Southside with You (2016)


It takes a brave director to make a romantic bio-pic featuring a current US President and First Lady. Unless you come from another planet it is impossible to view Southside with You (2016) outside the realm of contemporary politics. Although the summer of 1989 is a long way from the events of 2016, the story of Barack and Michelle’s first time out together will be seen by many through their own political lens. Its release in the middle of a Presidential election environment was guaranteed to polarise opinion.

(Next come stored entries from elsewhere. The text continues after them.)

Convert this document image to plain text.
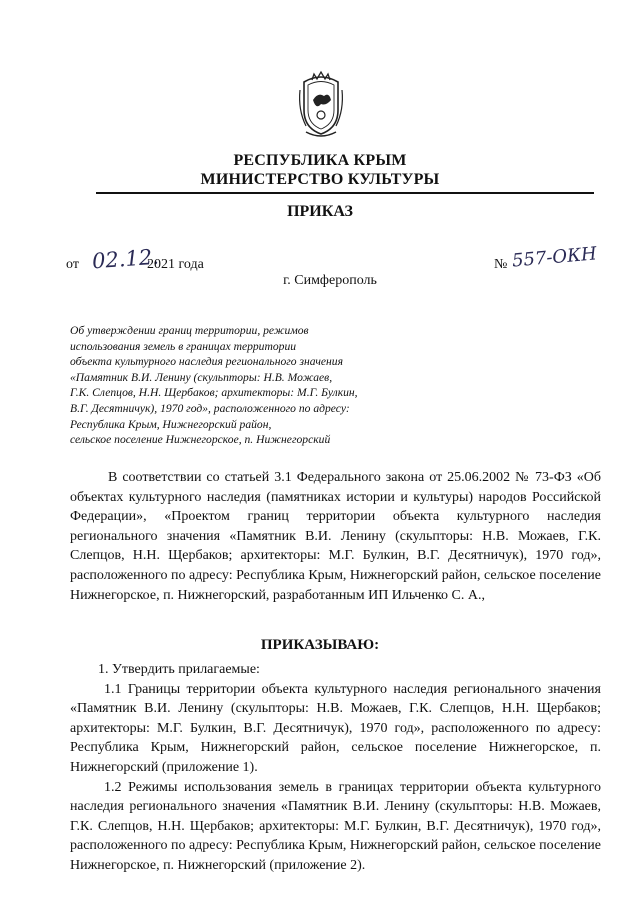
РЕСПУБЛИКА КРЫМ
МИНИСТЕРСТВО КУЛЬТУРЫ
ПРИКАЗ
от 02.12.
2021 года	№ 557-ОКН
г. Симферополь
Об утверждении границ территории, режимов
использования земель в границах территории
объекта культурного наследия регионального значения
«Памятник В.И. Ленину (скульпторы: Н.В. Можаев,
Г.К. Слепцов, Н.Н. Щербаков; архитекторы: М.Г. Булкин,
В.Г. Десятничук), 1970 год», расположенного по адресу:
Республика Крым, Нижнегорский район,
сельское поселение Нижнегорское, п. Нижнегорский

В соответствии со статьей 3.1 Федерального закона от 25.06.2002 № 73-ФЗ «Об объектах культурного наследия (памятниках истории и культуры) народов Российской Федерации», «Проектом границ территории объекта культурного наследия регионального значения «Памятник В.И. Ленину (скульпторы: Н.В. Можаев, Г.К. Слепцов, Н.Н. Щербаков; архитекторы: М.Г. Булкин, В.Г. Десятничук), 1970 год», расположенного по адресу: Республика Крым, Нижнегорский район, сельское поселение Нижнегорское, п. Нижнегорский, разработанным ИП Ильченко С. А.,

ПРИКАЗЫВАЮ:

1. Утвердить прилагаемые:

1.1 Границы территории объекта культурного наследия регионального значения «Памятник В.И. Ленину (скульпторы: Н.В. Можаев, Г.К. Слепцов, Н.Н. Щербаков; архитекторы: М.Г. Булкин, В.Г. Десятничук), 1970 год», расположенного по адресу: Республика Крым, Нижнегорский район, сельское поселение Нижнегорское, п. Нижнегорский (приложение 1).

1.2 Режимы использования земель в границах территории объекта культурного наследия регионального значения «Памятник В.И. Ленину (скульпторы: Н.В. Можаев, Г.К. Слепцов, Н.Н. Щербаков; архитекторы: М.Г. Булкин, В.Г. Десятничук), 1970 год», расположенного по адресу: Республика Крым, Нижнегорский район, сельское поселение Нижнегорское, п. Нижнегорский (приложение 2).
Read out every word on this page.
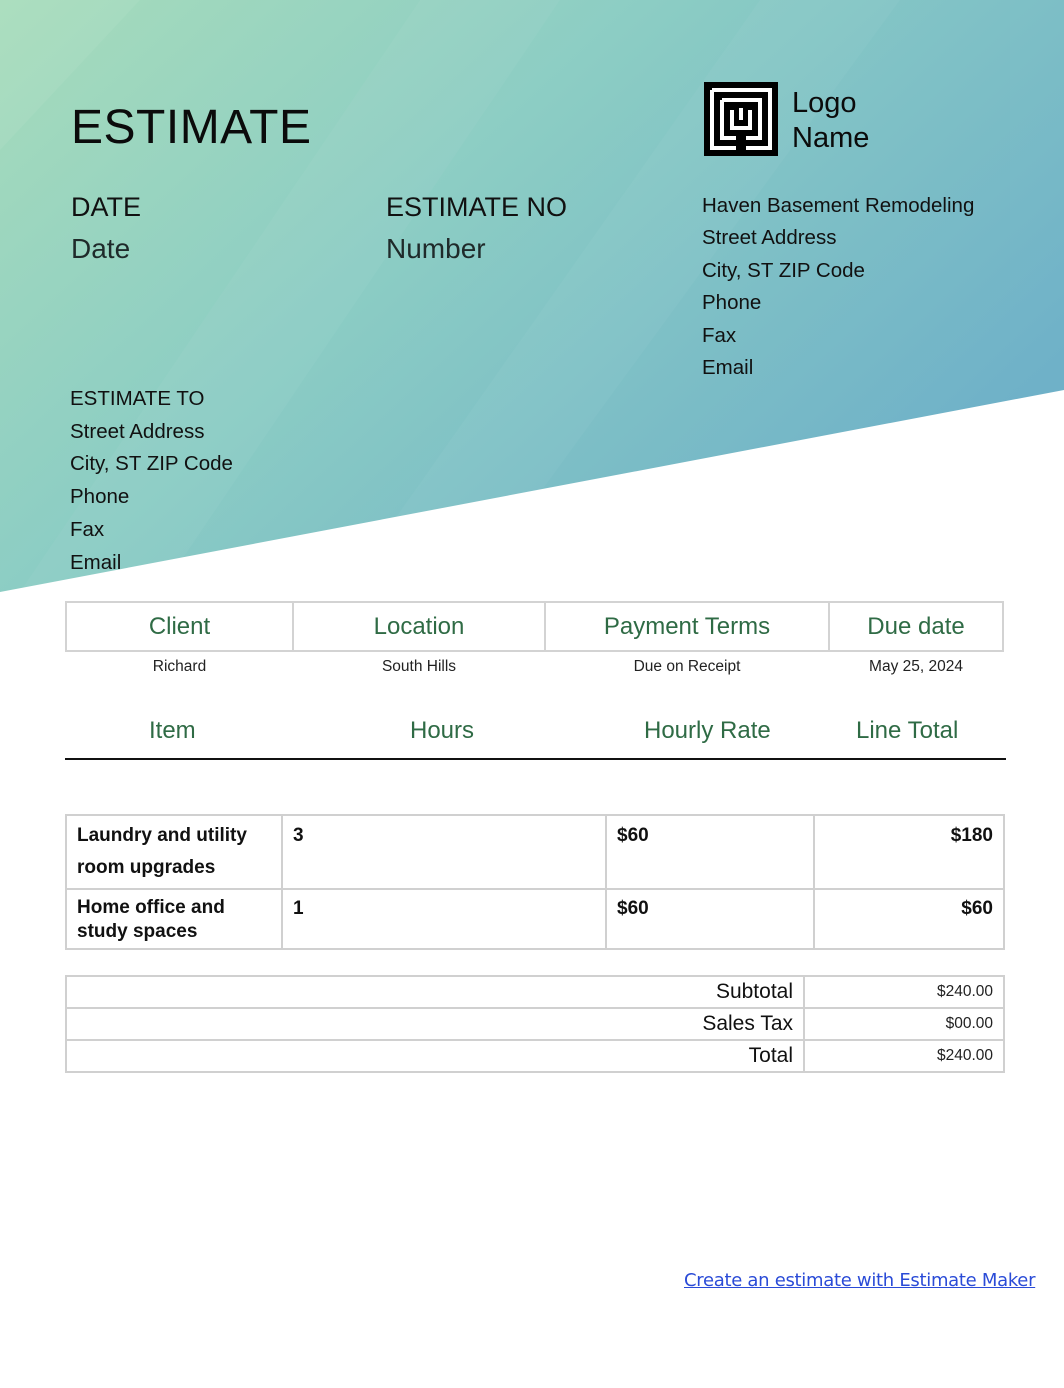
ESTIMATE
DATE
Date
ESTIMATE NO
Number
Logo
Name
Haven Basement Remodeling
Street Address
City, ST ZIP Code
Phone
Fax
Email
ESTIMATE TO
Street Address
City, ST ZIP Code
Phone
Fax
Email
Client	Location	Payment Terms	Due date
Richard	South Hills	Due on Receipt	May 25, 2024
Item	Hours	Hourly Rate	Line Total
Laundry and utility room upgrades	3	$60	$180
Home office and study spaces	1	$60	$60
Subtotal	$240.00
Sales Tax	$00.00
Total	$240.00
Create an estimate with Estimate Maker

The simple storyline is based on one afternoon in which little happens except non-stop conversation and loads of interpersonal chemistry. Barack (Parker Sawyers) is an intern at a corporate law firm finishing his studies and Michelle (Tika Sumpter) is his advisor who aspires to senior lawyer ranks. They plan to spend the afternoon getting to know one another for professional reasons. As his senior, she is cutely overbearing when she snaps “you are late” while Barack’s unflappable charm disarms her every time. These are not idle lovers but world leaders in the making; their conversation ranges from Aristotelian to simply being two love birds circling each other in a timeless ritual – and the tension is delightful. At one point Barack gently chides Michelle for planning to become a law partner, asking her how she reconciles her social conscience with the profit-driven corporate world: the cut bleeds long into the afternoon. After a gallery visit so Barack can show off his knowledge of art they attend a public meeting where he demonstrates a gift for oratory that even in this modest setting Is as inspirational as it is emotionally manipulative.

This is a thoughtfully constructed, well-acted, and thoroughly charming film. Parker Sawyers carries off the role convincingly with uncanny resemblance to Barack’s mannerisms and style of speech. Tika Sumpter plays a restrained and serious Michelle with glimpses of warmth beneath the fascade of a ‘professional date’. She is no pushover but a person with an assertive feminist intellect who has found her match. Far from being a soft romantic comedy, this film is a private look into a rarefied world in which intellectual sparring constitutes courtship behaviour.

Hagiography is a style of cinema that places its subject on a pedestal with little interrogation and this is happening here. The film might have benefited from some less adoring insights into a future president and the script is a little strained at times, but these are mere quibbles. This is a warm, intelligent, well ­told story about two people who became a global power-couple in celebrity politics.